E' probabilmente la mia canzone preferita di Neil Young, ma una ambulanza ha anche segnato l'inizio delle mie agognate ferie. Ancora adesso non ho capito bene cosa mi sia successo, dato che le analisi mediche denotano - nonostante le apparenze - un fisico praticamente sano. Voglio dire: cuore, polmoni e quant'altro. A quanto pare lo stomaco no, ma lo sapevo già prima che il sabato notte precedente la partenza per le ferie cominciassi a vomiare andando avanti per circa due ore. Avevo semplicemente mangiato un pollo fritto, un po' di patatine e una birra ghiacciata, in un maledetto ristorantino con aria condizionata a livello polare. A casa mia invece caldo torrido. Col senno di poi, direi una congestione, ma erano giorni che sentivo lo stomaco ribellarsi. Ho sempre avuto problemi di digestione.
Tale prolungata attività vomitatoria mi aveva comportato qualche (ovvio) scompenso di contorno, del tipo che mi sembrava di non riuscire più a respirare. Dico alla moglie: chiama una guardia medica. Arriva. Non dico il cognome perché sembrerebbe uno scherzo, ma con perfetto accento altoatesino, senza neache toccarmi con un dito, dice: "E io alle due del mattino che ce faccio? Ce chiamo 'n'ambulanza". Così fa.
Nella divertente attesa, mentre sono steso sul divano in stato semi incosciente, lo sento intrattenerci con un "Ma è BobbDylàan quello lì?" indicando il manifesto della BobFest del 1992 che è incorniciato nella mia living room. "Ancora vivo è? Ma non era morto?". Il genere di discorso che vorresti sentirti fare mentre pensi di stare per andare all'altro mondo.

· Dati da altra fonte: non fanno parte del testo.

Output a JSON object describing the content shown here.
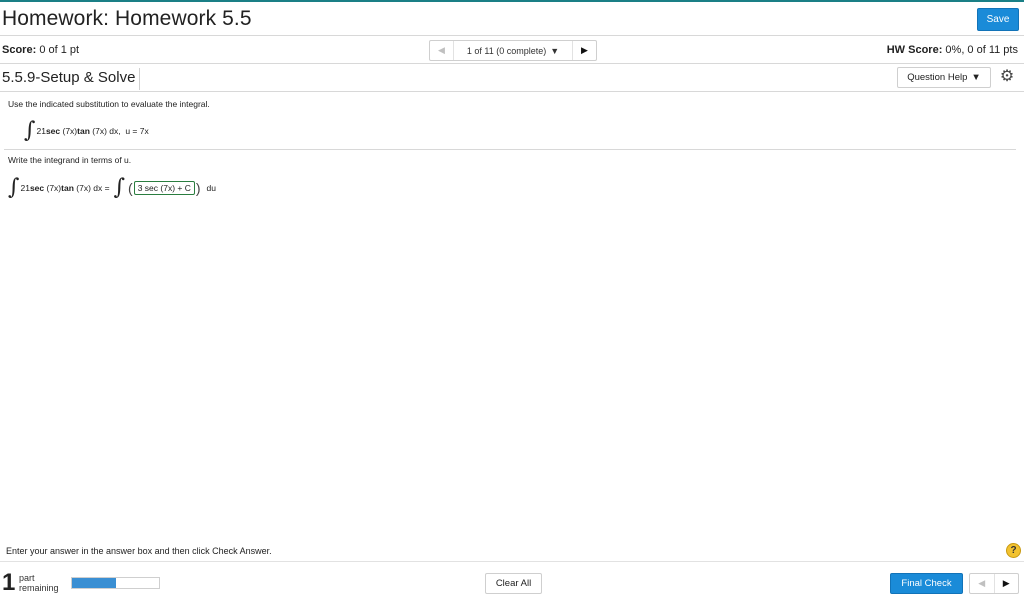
{
  "header": {
    "title": "Homework: Homework 5.5",
    "save_label": "Save"
  },
  "scorebar": {
    "score_label": "Score:",
    "score_value": "0 of 1 pt",
    "nav_text": "1 of 11 (0 complete)",
    "hw_score_label": "HW Score:",
    "hw_score_value": "0%, 0 of 11 pts"
  },
  "question": {
    "title": "5.5.9-Setup & Solve",
    "help_label": "Question Help",
    "prompt": "Use the indicated substitution to evaluate the integral.",
    "integral": {
      "coef": "21",
      "f1": "sec",
      "arg1": "(7x)",
      "f2": "tan",
      "arg2": "(7x) dx,",
      "sub": "u = 7x"
    },
    "prompt2": "Write the integrand in terms of u.",
    "equation": {
      "coef": "21",
      "f1": "sec",
      "arg1": "(7x)",
      "f2": "tan",
      "arg2": "(7x) dx =",
      "answer": "3 sec (7x) + C",
      "du": "du"
    }
  },
  "footer": {
    "instruction": "Enter your answer in the answer box and then click Check Answer.",
    "parts_count": "1",
    "parts_line1": "part",
    "parts_line2": "remaining",
    "progress_fraction": 0.5,
    "clear_label": "Clear All",
    "final_check_label": "Final Check"
  },
  "colors": {
    "accent": "#1a8bd8",
    "answer_border": "#2a7d3f",
    "progress": "#3a8fd3",
    "help": "#f2c230"
  },
  "icons": [
    "gear-icon",
    "help-icon",
    "chevron-down-icon",
    "arrow-left-icon",
    "arrow-right-icon"
  ]
}
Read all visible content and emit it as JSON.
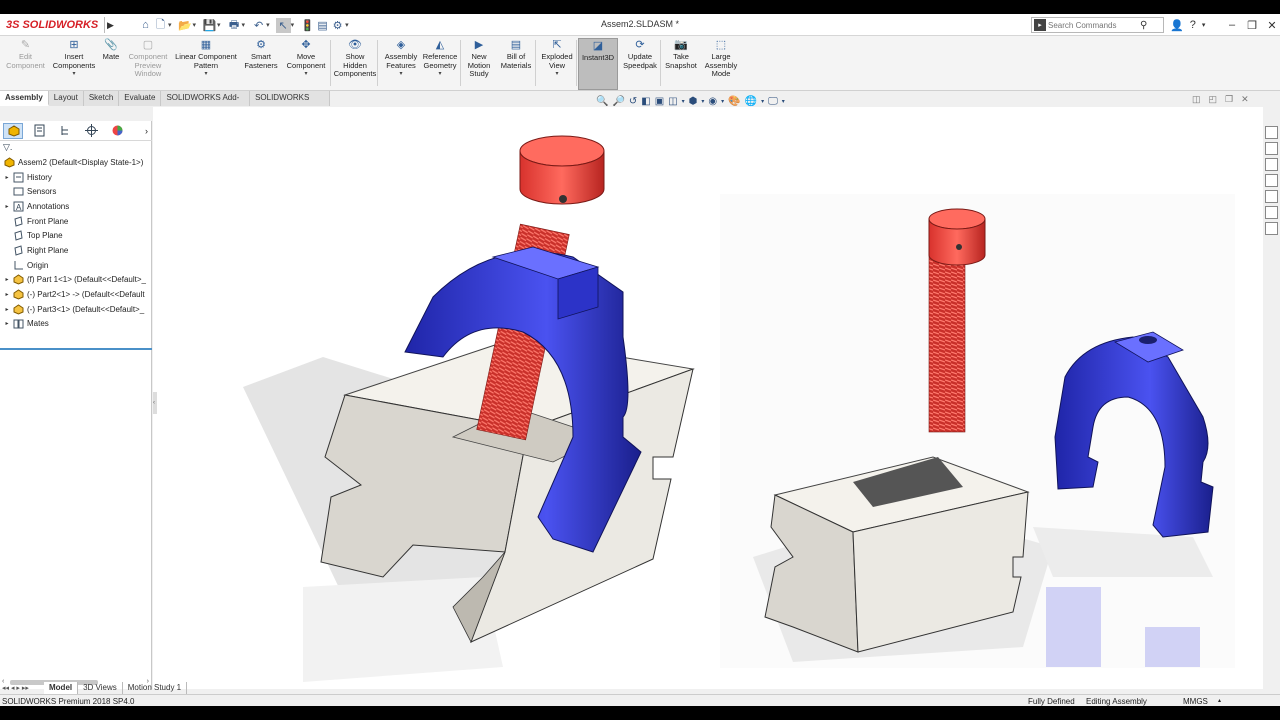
{
  "app": {
    "logo_ds": "3S",
    "logo_name": "SOLIDWORKS",
    "document_title": "Assem2.SLDASM *",
    "search_placeholder": "Search Commands"
  },
  "colors": {
    "brand_red": "#d61f26",
    "ribbon_active": "#bdbdbd",
    "part_red": "#e8463f",
    "part_blue": "#2a2fc4",
    "vblock": "#e8e6e0"
  },
  "ribbon": [
    {
      "label": "Edit\nComponent",
      "icon": "edit-component-icon",
      "disabled": true
    },
    {
      "label": "Insert\nComponents",
      "icon": "insert-components-icon",
      "dropdown": true
    },
    {
      "label": "Mate",
      "icon": "mate-icon"
    },
    {
      "label": "Component\nPreview\nWindow",
      "icon": "preview-window-icon",
      "disabled": true
    },
    {
      "label": "Linear Component\nPattern",
      "icon": "pattern-icon",
      "dropdown": true
    },
    {
      "label": "Smart\nFasteners",
      "icon": "fasteners-icon"
    },
    {
      "label": "Move\nComponent",
      "icon": "move-component-icon",
      "dropdown": true
    },
    {
      "label": "Show\nHidden\nComponents",
      "icon": "show-hidden-icon"
    },
    {
      "label": "Assembly\nFeatures",
      "icon": "assembly-features-icon",
      "dropdown": true
    },
    {
      "label": "Reference\nGeometry",
      "icon": "reference-geometry-icon",
      "dropdown": true
    },
    {
      "label": "New\nMotion\nStudy",
      "icon": "motion-study-icon"
    },
    {
      "label": "Bill of\nMaterials",
      "icon": "bom-icon"
    },
    {
      "label": "Exploded\nView",
      "icon": "exploded-view-icon",
      "dropdown": true
    },
    {
      "label": "Instant3D",
      "icon": "instant3d-icon",
      "active": true
    },
    {
      "label": "Update\nSpeedpak",
      "icon": "speedpak-icon"
    },
    {
      "label": "Take\nSnapshot",
      "icon": "snapshot-icon"
    },
    {
      "label": "Large\nAssembly\nMode",
      "icon": "large-assembly-icon"
    }
  ],
  "cm_tabs": [
    "Assembly",
    "Layout",
    "Sketch",
    "Evaluate",
    "SOLIDWORKS Add-Ins",
    "SOLIDWORKS MBD"
  ],
  "tree": [
    {
      "label": "Assem2  (Default<Display State-1>)",
      "icon": "assembly-icon",
      "twist": false,
      "indent": 0
    },
    {
      "label": "History",
      "icon": "history-icon",
      "twist": true,
      "indent": 1
    },
    {
      "label": "Sensors",
      "icon": "sensors-icon",
      "twist": false,
      "indent": 1
    },
    {
      "label": "Annotations",
      "icon": "annotations-icon",
      "twist": true,
      "indent": 1
    },
    {
      "label": "Front Plane",
      "icon": "plane-icon",
      "twist": false,
      "indent": 1
    },
    {
      "label": "Top Plane",
      "icon": "plane-icon",
      "twist": false,
      "indent": 1
    },
    {
      "label": "Right Plane",
      "icon": "plane-icon",
      "twist": false,
      "indent": 1
    },
    {
      "label": "Origin",
      "icon": "origin-icon",
      "twist": false,
      "indent": 1
    },
    {
      "label": "(f) Part 1<1> (Default<<Default>_",
      "icon": "part-icon",
      "twist": true,
      "indent": 1
    },
    {
      "label": "(-) Part2<1> -> (Default<<Default",
      "icon": "part-icon",
      "twist": true,
      "indent": 1
    },
    {
      "label": "(-) Part3<1> (Default<<Default>_",
      "icon": "part-icon",
      "twist": true,
      "indent": 1
    },
    {
      "label": "Mates",
      "icon": "mates-icon",
      "twist": true,
      "indent": 1
    }
  ],
  "bottom_tabs": [
    "Model",
    "3D Views",
    "Motion Study 1"
  ],
  "status": {
    "product": "SOLIDWORKS Premium 2018 SP4.0",
    "defined": "Fully Defined",
    "mode": "Editing Assembly",
    "units": "MMGS"
  }
}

Fortunatamente interviene l'infermiera che era con lui: "No no, Bob Dylan è vivo, è quell'altro che è morto". Tutt'oggi, un mese dopo circa gli eventi, ancora mi domando chi sia "quell'altro che è morto". La lista infatti potrebbe essere lunghetta: Elvis, Jimi, Brian, John, finanche Kurt... Magari intendeva JFK?
Tantè. Riapro gli occhi e vedo la mia casa invasa da infermieri, lettighe etc. Voglio dire: allora la prossima volta che sto così così chiamerò l'ambulanza direttamente, a che serve una guardia medica? (devo dire che a discolpa del poverino, amici poi mi hanno spiegato che a volte gli infarti si manifestano con lunghe sequenze di vomito).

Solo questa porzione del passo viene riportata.